Going through Kijiji on the weekend and came across a John Deere 40 for $3000 Canadian.Comes with ring chains and a loader not attached. I don't know anything about a 40 other than what I read on Tractor Data.

What are they like?Heres a pic of it.Any help would be appreciated.Thanks


----------



## sixbales (May 18, 2011)

Can't tell you what they were like, but back in the day I'm sure that it was a good machine. John Deere has thrived where all their competition has faded away. Look on tractorhouse.com , they have about ten John Deere 40's for sale and most are priced well above $3K. Dealer prices.


----------



## RC Wells (Dec 26, 2008)

Lightweight, dangerous on hilly ground because of a high center of gravity. Fun for grandkids in the yard with the battery removed. Use too much fuel and tend to rock back on the rear wheels to be other than a collector tractor. Will keep going up in value because they are small and easy to tuck into a collection.

A lot of fun to take to tractor parades too.

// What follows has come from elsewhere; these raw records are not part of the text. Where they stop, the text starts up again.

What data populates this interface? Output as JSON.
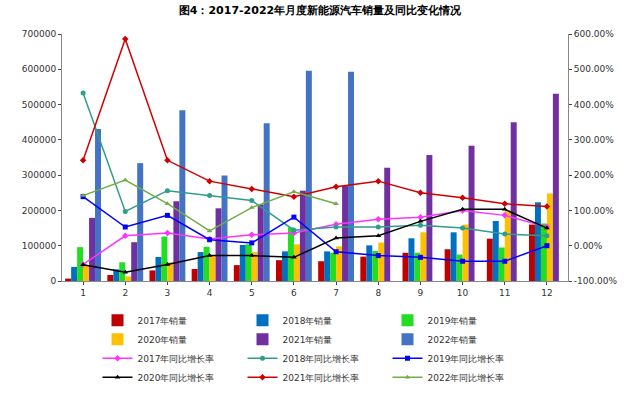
{
  "chart_data": {
    "type": "bar",
    "title": "图4：2017-2022年月度新能源汽车销量及同比变化情况",
    "categories": [
      "1",
      "2",
      "3",
      "4",
      "5",
      "6",
      "7",
      "8",
      "9",
      "10",
      "11",
      "12"
    ],
    "ylim": [
      0,
      700000
    ],
    "yticks": [
      0,
      100000,
      200000,
      300000,
      400000,
      500000,
      600000,
      700000
    ],
    "y2lim": [
      -100,
      600
    ],
    "y2ticks": [
      {
        "value": -100,
        "label": "-100.00%"
      },
      {
        "value": 0,
        "label": "0.00%"
      },
      {
        "value": 100,
        "label": "100.00%"
      },
      {
        "value": 200,
        "label": "200.00%"
      },
      {
        "value": 300,
        "label": "300.00%"
      },
      {
        "value": 400,
        "label": "400.00%"
      },
      {
        "value": 500,
        "label": "500.00%"
      },
      {
        "value": 600,
        "label": "600.00%"
      }
    ],
    "grid": false,
    "legend": "bottom",
    "series": [
      {
        "name": "2017年销量",
        "type": "bar",
        "color": "#c00000",
        "values": [
          6800,
          17000,
          30000,
          34000,
          45000,
          59000,
          56000,
          69000,
          80000,
          90000,
          120000,
          160000
        ]
      },
      {
        "name": "2018年销量",
        "type": "bar",
        "color": "#0070c0",
        "values": [
          40000,
          33000,
          68000,
          82000,
          102000,
          84000,
          84000,
          101000,
          121000,
          138000,
          170000,
          223000
        ]
      },
      {
        "name": "2019年销量",
        "type": "bar",
        "color": "#22dd22",
        "values": [
          96000,
          53000,
          126000,
          97000,
          104000,
          152000,
          80000,
          85000,
          80000,
          75000,
          95000,
          163000
        ]
      },
      {
        "name": "2020年销量",
        "type": "bar",
        "color": "#ffc000",
        "values": [
          44000,
          13000,
          53000,
          72000,
          82000,
          104000,
          98000,
          109000,
          138000,
          160000,
          200000,
          248000
        ]
      },
      {
        "name": "2021年销量",
        "type": "bar",
        "color": "#7030a0",
        "values": [
          179000,
          110000,
          226000,
          206000,
          217000,
          256000,
          271000,
          321000,
          357000,
          383000,
          450000,
          531000
        ]
      },
      {
        "name": "2022年销量",
        "type": "bar",
        "color": "#4472c4",
        "values": [
          431000,
          334000,
          484000,
          299000,
          447000,
          596000,
          593000,
          null,
          null,
          null,
          null,
          null
        ]
      },
      {
        "name": "2017年同比增长率",
        "type": "line",
        "axis": "y2",
        "color": "#ff33ff",
        "marker": "diamond",
        "values": [
          -53,
          28,
          36,
          19,
          31,
          36,
          61,
          75,
          81,
          100,
          86,
          53
        ]
      },
      {
        "name": "2018年同比增长率",
        "type": "line",
        "axis": "y2",
        "color": "#2e9e8a",
        "marker": "circle",
        "values": [
          433,
          97,
          156,
          142,
          128,
          44,
          53,
          53,
          58,
          50,
          33,
          28
        ]
      },
      {
        "name": "2019年同比增长率",
        "type": "line",
        "axis": "y2",
        "color": "#0000ff",
        "marker": "square",
        "values": [
          139,
          53,
          86,
          17,
          8,
          81,
          -17,
          -28,
          -33,
          -44,
          -44,
          0
        ]
      },
      {
        "name": "2020年同比增长率",
        "type": "line",
        "axis": "y2",
        "color": "#000000",
        "marker": "triangle-up",
        "values": [
          -54,
          -75,
          -53,
          -28,
          -28,
          -33,
          22,
          28,
          69,
          103,
          103,
          50
        ]
      },
      {
        "name": "2021年同比增长率",
        "type": "line",
        "axis": "y2",
        "color": "#d00000",
        "marker": "diamond",
        "values": [
          242,
          586,
          242,
          183,
          161,
          139,
          167,
          183,
          150,
          136,
          119,
          111
        ]
      },
      {
        "name": "2022年同比增长率",
        "type": "line",
        "axis": "y2",
        "color": "#70ad47",
        "marker": "triangle-up",
        "values": [
          142,
          186,
          119,
          42,
          108,
          153,
          119,
          null,
          null,
          null,
          null,
          null
        ]
      }
    ]
  }
}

Cannot go wrong if in good shape.

Forgot to mention, a SEM finishes dealer can mix a moisture cured urethane paint that needs no primer, and perfectly matches the original lead paint colors on old JD iron. Keeps the grandchildren unleaded!


----------



## thepumpguysc (Jan 25, 2015)

That's a good LOOKIN unit.. a little pressure washin', some decals, a new muffler & seat & she's ready for a parade...


----------